Happy 2016, friends.
This new year is certainly a season of change in many areas of my life. It’s the end of our first semester at MHS, the beginning of a new semester of grad school, and so much more. All of this is exciting and overwhelming in a great way.
I ended 2015 feeling haggard and overrun. I can’t remember a season in which I’ve ever felt so tired. So burnt out. So overwhelmed. In the weeks leading up to the holiday, I left work everyday feeling defeated, feeling like a bad teacher. This wasn’t just the pre-holiday blues; my heart was heavy and my body was weary. Something needed to change.
At the end of each year, our pastor encourages us to choose a word that we are believing God for in the year ahead. There were so many words swimming in my head, but when it came time to solidify my word, renew is what stuck.
I need to renew my passion and my purpose. I need to focus less on me, and more on the reason I became a teacher in the first place: the students. I need to focus less on accomplishing the to-do list and more on the relationships I can build around me.

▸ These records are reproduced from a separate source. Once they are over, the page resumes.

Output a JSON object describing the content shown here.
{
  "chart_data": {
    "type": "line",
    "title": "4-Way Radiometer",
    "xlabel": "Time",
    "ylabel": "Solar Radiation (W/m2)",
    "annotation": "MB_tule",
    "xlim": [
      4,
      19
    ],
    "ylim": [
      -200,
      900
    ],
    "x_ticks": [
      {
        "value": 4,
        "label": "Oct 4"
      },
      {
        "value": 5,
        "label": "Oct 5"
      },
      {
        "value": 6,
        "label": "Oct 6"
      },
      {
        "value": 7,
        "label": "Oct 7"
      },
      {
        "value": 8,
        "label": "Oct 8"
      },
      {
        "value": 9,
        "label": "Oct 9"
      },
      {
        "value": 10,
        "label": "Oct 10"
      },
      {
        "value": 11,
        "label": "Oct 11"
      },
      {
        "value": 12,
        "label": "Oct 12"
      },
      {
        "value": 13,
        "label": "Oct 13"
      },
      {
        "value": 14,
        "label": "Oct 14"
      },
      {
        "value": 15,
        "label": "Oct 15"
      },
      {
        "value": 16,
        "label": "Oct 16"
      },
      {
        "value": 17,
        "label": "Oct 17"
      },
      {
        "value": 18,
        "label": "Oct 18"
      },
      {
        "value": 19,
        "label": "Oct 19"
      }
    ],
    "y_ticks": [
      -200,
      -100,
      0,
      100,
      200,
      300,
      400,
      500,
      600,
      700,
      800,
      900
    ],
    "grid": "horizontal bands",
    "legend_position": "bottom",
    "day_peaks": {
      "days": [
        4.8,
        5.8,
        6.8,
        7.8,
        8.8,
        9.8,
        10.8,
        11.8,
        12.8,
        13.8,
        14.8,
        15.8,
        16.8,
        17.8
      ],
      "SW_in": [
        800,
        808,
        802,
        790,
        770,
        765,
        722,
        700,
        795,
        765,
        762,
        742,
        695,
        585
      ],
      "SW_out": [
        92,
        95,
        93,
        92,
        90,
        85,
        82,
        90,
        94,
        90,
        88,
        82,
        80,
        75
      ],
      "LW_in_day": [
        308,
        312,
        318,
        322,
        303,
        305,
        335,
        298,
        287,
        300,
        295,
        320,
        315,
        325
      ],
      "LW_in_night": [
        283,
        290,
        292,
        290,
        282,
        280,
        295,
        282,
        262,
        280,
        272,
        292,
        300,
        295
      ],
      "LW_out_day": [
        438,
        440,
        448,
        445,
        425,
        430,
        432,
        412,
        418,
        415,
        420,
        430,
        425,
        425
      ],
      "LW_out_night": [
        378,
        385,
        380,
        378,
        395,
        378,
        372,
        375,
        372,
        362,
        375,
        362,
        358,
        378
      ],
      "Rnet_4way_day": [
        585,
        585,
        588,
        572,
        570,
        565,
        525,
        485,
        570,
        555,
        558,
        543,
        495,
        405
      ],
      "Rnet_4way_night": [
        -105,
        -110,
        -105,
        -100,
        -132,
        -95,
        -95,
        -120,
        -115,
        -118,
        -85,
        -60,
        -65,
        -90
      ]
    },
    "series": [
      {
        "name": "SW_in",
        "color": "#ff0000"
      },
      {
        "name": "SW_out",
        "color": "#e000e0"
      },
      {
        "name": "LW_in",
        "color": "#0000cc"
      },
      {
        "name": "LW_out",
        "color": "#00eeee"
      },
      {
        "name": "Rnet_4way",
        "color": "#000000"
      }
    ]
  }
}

This mid-year slump brought me to a place of complaining and bitterness– and those feelings keep me from being my best self.

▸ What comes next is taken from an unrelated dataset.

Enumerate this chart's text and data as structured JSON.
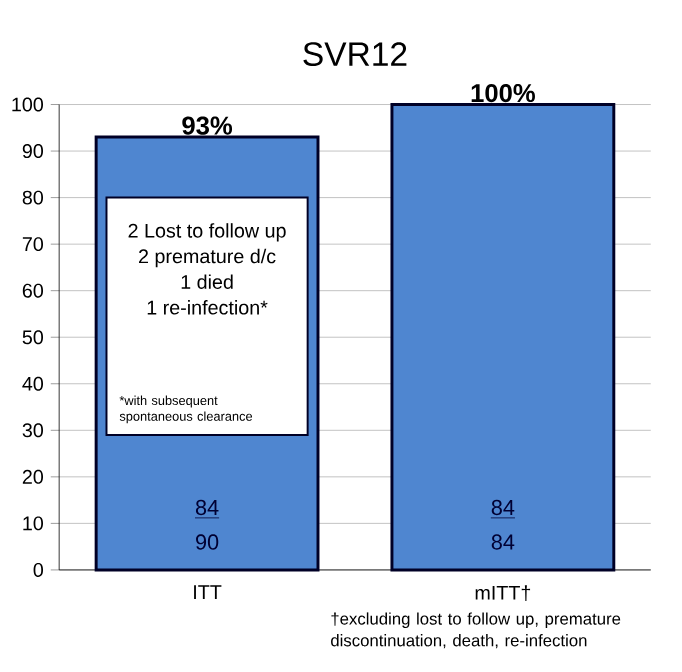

This weekend, my friend Bethany shared a Scripture with our campus volunteers that I have known since I was a young girl that struck a new chord with me, particularly since my word was in the passage.

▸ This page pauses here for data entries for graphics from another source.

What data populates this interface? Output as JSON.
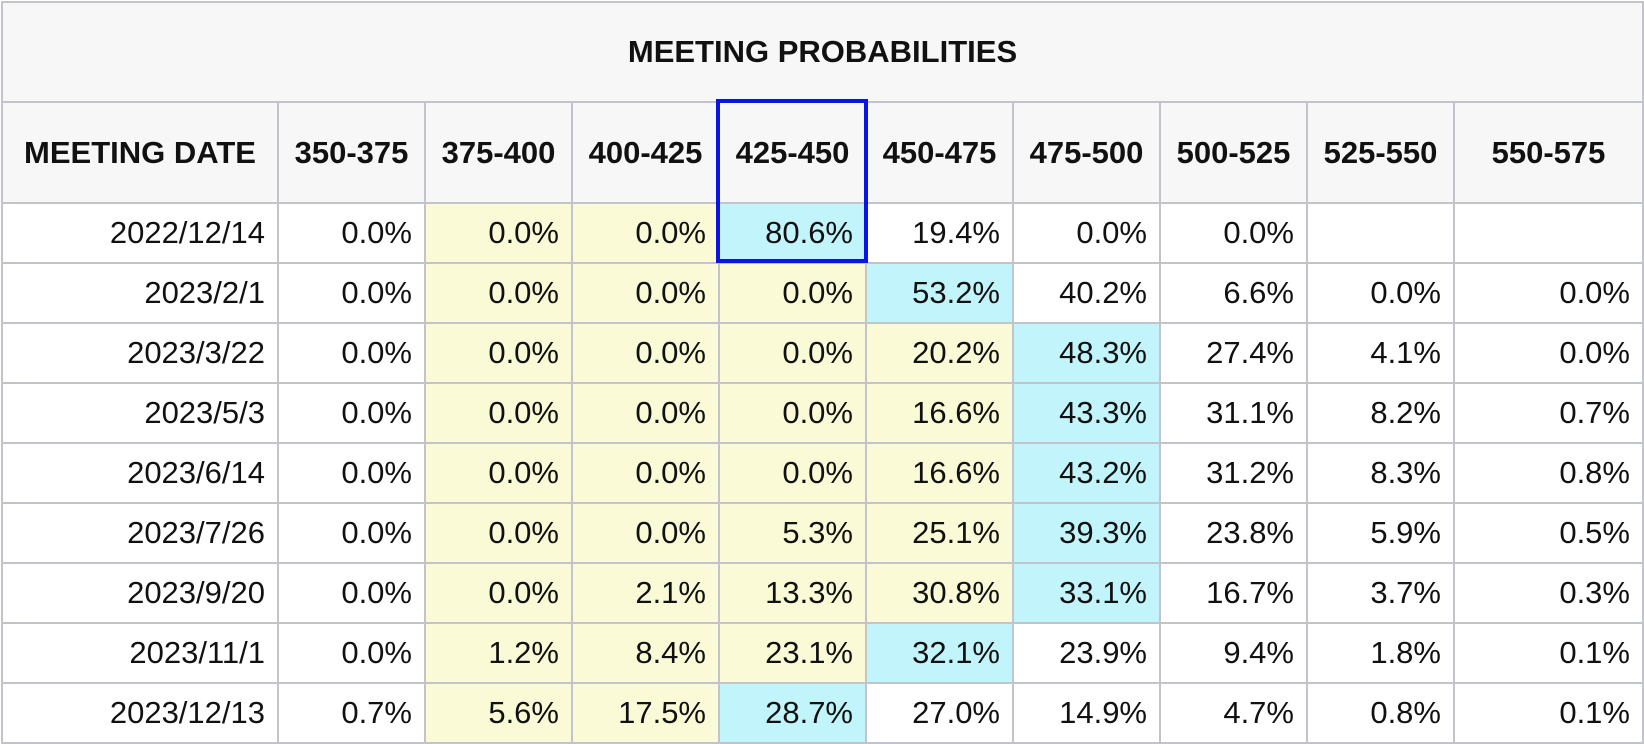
{
  "table": {
    "title": "MEETING PROBABILITIES",
    "columns": [
      "MEETING DATE",
      "350-375",
      "375-400",
      "400-425",
      "425-450",
      "450-475",
      "475-500",
      "500-525",
      "525-550",
      "550-575"
    ],
    "rows": [
      {
        "date": "2022/12/14",
        "cells": [
          {
            "v": "0.0%",
            "c": "w"
          },
          {
            "v": "0.0%",
            "c": "y"
          },
          {
            "v": "0.0%",
            "c": "y"
          },
          {
            "v": "80.6%",
            "c": "c"
          },
          {
            "v": "19.4%",
            "c": "w"
          },
          {
            "v": "0.0%",
            "c": "w"
          },
          {
            "v": "0.0%",
            "c": "w"
          },
          {
            "v": "",
            "c": "w"
          },
          {
            "v": "",
            "c": "w"
          }
        ]
      },
      {
        "date": "2023/2/1",
        "cells": [
          {
            "v": "0.0%",
            "c": "w"
          },
          {
            "v": "0.0%",
            "c": "y"
          },
          {
            "v": "0.0%",
            "c": "y"
          },
          {
            "v": "0.0%",
            "c": "y"
          },
          {
            "v": "53.2%",
            "c": "c"
          },
          {
            "v": "40.2%",
            "c": "w"
          },
          {
            "v": "6.6%",
            "c": "w"
          },
          {
            "v": "0.0%",
            "c": "w"
          },
          {
            "v": "0.0%",
            "c": "w"
          }
        ]
      },
      {
        "date": "2023/3/22",
        "cells": [
          {
            "v": "0.0%",
            "c": "w"
          },
          {
            "v": "0.0%",
            "c": "y"
          },
          {
            "v": "0.0%",
            "c": "y"
          },
          {
            "v": "0.0%",
            "c": "y"
          },
          {
            "v": "20.2%",
            "c": "y"
          },
          {
            "v": "48.3%",
            "c": "c"
          },
          {
            "v": "27.4%",
            "c": "w"
          },
          {
            "v": "4.1%",
            "c": "w"
          },
          {
            "v": "0.0%",
            "c": "w"
          }
        ]
      },
      {
        "date": "2023/5/3",
        "cells": [
          {
            "v": "0.0%",
            "c": "w"
          },
          {
            "v": "0.0%",
            "c": "y"
          },
          {
            "v": "0.0%",
            "c": "y"
          },
          {
            "v": "0.0%",
            "c": "y"
          },
          {
            "v": "16.6%",
            "c": "y"
          },
          {
            "v": "43.3%",
            "c": "c"
          },
          {
            "v": "31.1%",
            "c": "w"
          },
          {
            "v": "8.2%",
            "c": "w"
          },
          {
            "v": "0.7%",
            "c": "w"
          }
        ]
      },
      {
        "date": "2023/6/14",
        "cells": [
          {
            "v": "0.0%",
            "c": "w"
          },
          {
            "v": "0.0%",
            "c": "y"
          },
          {
            "v": "0.0%",
            "c": "y"
          },
          {
            "v": "0.0%",
            "c": "y"
          },
          {
            "v": "16.6%",
            "c": "y"
          },
          {
            "v": "43.2%",
            "c": "c"
          },
          {
            "v": "31.2%",
            "c": "w"
          },
          {
            "v": "8.3%",
            "c": "w"
          },
          {
            "v": "0.8%",
            "c": "w"
          }
        ]
      },
      {
        "date": "2023/7/26",
        "cells": [
          {
            "v": "0.0%",
            "c": "w"
          },
          {
            "v": "0.0%",
            "c": "y"
          },
          {
            "v": "0.0%",
            "c": "y"
          },
          {
            "v": "5.3%",
            "c": "y"
          },
          {
            "v": "25.1%",
            "c": "y"
          },
          {
            "v": "39.3%",
            "c": "c"
          },
          {
            "v": "23.8%",
            "c": "w"
          },
          {
            "v": "5.9%",
            "c": "w"
          },
          {
            "v": "0.5%",
            "c": "w"
          }
        ]
      },
      {
        "date": "2023/9/20",
        "cells": [
          {
            "v": "0.0%",
            "c": "w"
          },
          {
            "v": "0.0%",
            "c": "y"
          },
          {
            "v": "2.1%",
            "c": "y"
          },
          {
            "v": "13.3%",
            "c": "y"
          },
          {
            "v": "30.8%",
            "c": "y"
          },
          {
            "v": "33.1%",
            "c": "c"
          },
          {
            "v": "16.7%",
            "c": "w"
          },
          {
            "v": "3.7%",
            "c": "w"
          },
          {
            "v": "0.3%",
            "c": "w"
          }
        ]
      },
      {
        "date": "2023/11/1",
        "cells": [
          {
            "v": "0.0%",
            "c": "w"
          },
          {
            "v": "1.2%",
            "c": "y"
          },
          {
            "v": "8.4%",
            "c": "y"
          },
          {
            "v": "23.1%",
            "c": "y"
          },
          {
            "v": "32.1%",
            "c": "c"
          },
          {
            "v": "23.9%",
            "c": "w"
          },
          {
            "v": "9.4%",
            "c": "w"
          },
          {
            "v": "1.8%",
            "c": "w"
          },
          {
            "v": "0.1%",
            "c": "w"
          }
        ]
      },
      {
        "date": "2023/12/13",
        "cells": [
          {
            "v": "0.7%",
            "c": "w"
          },
          {
            "v": "5.6%",
            "c": "y"
          },
          {
            "v": "17.5%",
            "c": "y"
          },
          {
            "v": "28.7%",
            "c": "c"
          },
          {
            "v": "27.0%",
            "c": "w"
          },
          {
            "v": "14.9%",
            "c": "w"
          },
          {
            "v": "4.7%",
            "c": "w"
          },
          {
            "v": "0.8%",
            "c": "w"
          },
          {
            "v": "0.1%",
            "c": "w"
          }
        ]
      }
    ]
  },
  "colors": {
    "header_bg": "#f7f7f8",
    "yellow_cell": "#fafad6",
    "cyan_cell": "#c2f5fb",
    "grid_border": "#c3c3cc",
    "highlight_border": "#0a14e6"
  },
  "highlight": {
    "column": "425-450",
    "row": "2022/12/14"
  }
}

Create in me a pure heart, O God and renew a steadfast spirit in me. Restore to me the joy of your salvation, and grant me a willing spirit, to sustain me. -Psalm 51:10, 12
I want to keep this perspective as we transition into the new semester and new year. I want to be open and to continually ask God to renew a steadfast spirit in me, in all areas of my life, so that I can serve Him best.
I’m praying that 2016 will be a year of renewal. I would love it if you’d join me!